Me gustaría remitir esta aporía al momento de su nacimiento. ¿Acaso ese momento no es aquel en el que precisamente comienza a tornarse posible una violencia en un principio no técnicamente desmedida, pero sí –lo cual es más importante– desenfrenada, de las pertenencias y de las estructuras de identificación comunes que estaban desmoronándose profundamente en el mundo romano? ¿Acaso ese momento no es también lo que Marx denominó un “pre-capitalismo” en el que la riqueza se libera (querríamos decir “se sacude”) de sus funciones sagradas, ostentosas y atesoradoras para convertirse en instrumento y finalidad de un poder ajeno a lo sagrado? ¿Acaso el judeo-cristianismo no porta, en su centro, una condena de la riqueza, en lo cual, por lo demás, le ha precedido la filosofía?
La condena moral de la riqueza y la llamada al amor de todos no dejan de tener relación entre sí, y también con la separación entre poder terrenal y poder celestial, la cual implica una diferencia respecto a la violencia respectiva de los dos poderes.
Con Heidegger, todo sucedería como si hubiese en cierto modo que ir en el mismo sentido –en conformidad por lo demás, en lo esencial, con toda la tradición filosófica (a condición de no detenerse demasiado en el asunto de la riqueza) pero sin retener nada del amor al prójimo. Pero ¿acaso ese amor no es, en resumidas cuentas, la respuesta a la liberación de todas las estructuras de pertenencia (siempre sagradas, políticas y económicas al mismo tiempo) y al advenimiento, tendencialmente fuera de cualquier “pueblo”, de los individuos a la vez aislados e indistintos y, por eso mismo, expuestos a una violencia nueva, de igual manera que son designados, al mismo tiempo, como sujetos de un derecho que, de entrada y por principio, no está encargado de concederles más valor (más sentido) que precisamente el de sujeto de derecho (sui juris)?
¿Qué requiere el amor cristiano sino considerar un valor (un sentido) ni económico ni jurídico de cada cual?
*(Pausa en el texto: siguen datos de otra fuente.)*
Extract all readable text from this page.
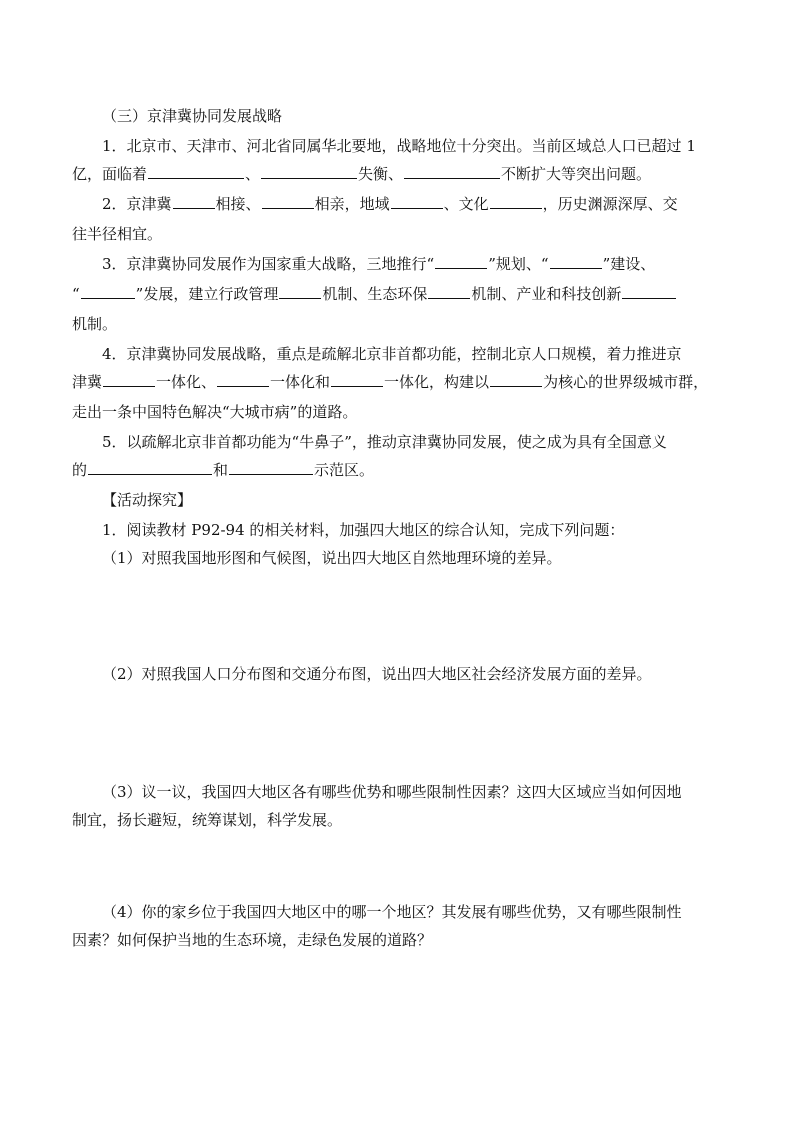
（三）京津冀协同发展战略
1．北京市、天津市、河北省同属华北要地，战略地位十分突出。当前区域总人口已超过 1
亿，面临着	、	失衡、	不断扩大等突出问题。
2．京津冀	相接、	相亲，地域	、文化	，历史渊源深厚、交
往半径相宜。
3．京津冀协同发展作为国家重大战略，三地推行“	”规划、“	”建设、
“	”发展，建立行政管理	机制、生态环保	机制、产业和科技创新
机制。
4．京津冀协同发展战略，重点是疏解北京非首都功能，控制北京人口规模，着力推进京
津冀	一体化、	一体化和	一体化，构建以	为核心的世界级城市群，
走出一条中国特色解决“大城市病”的道路。
5．以疏解北京非首都功能为“牛鼻子”，推动京津冀协同发展，使之成为具有全国意义
的	和	示范区。
【活动探究】
1．阅读教材 P92-94 的相关材料，加强四大地区的综合认知，完成下列问题：
（1）对照我国地形图和气候图，说出四大地区自然地理环境的差异。
（2）对照我国人口分布图和交通分布图，说出四大地区社会经济发展方面的差异。
（3）议一议，我国四大地区各有哪些优势和哪些限制性因素？这四大区域应当如何因地
制宜，扬长避短，统筹谋划，科学发展。
（4）你的家乡位于我国四大地区中的哪一个地区？其发展有哪些优势，又有哪些限制性
因素？如何保护当地的生态环境，走绿色发展的道路？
En cuanto miembro del cuerpo divino, ciertamente, pero ese cuerpo no es un cuerpo orgánico. Es un cuerpo místico, lo cual significa que sus miembros no son miembros, sino que cada uno tiene una autonomía plena. Incluso la doctrina católica más oficial lo afirma. Es, por el contrario, de un desconocimiento del “espíritu del cristianismo” (si puede decirse) de donde ha procedido quizás el poner en cuarentena el “amor cristiano”. No se trataría sino de un fenómeno local dentro de un inmenso auto-desconomiento –doblado de una autodeconstrucción– del cristianismo, es decir de Occidente. A pesar de todo, somos la única civilización (o cultura), por una parte, que se ha mundializado y, por otra parte, la única también que se detesta y se condena. Heidegger es quizás el crisol más significativo de esa doble alquimia.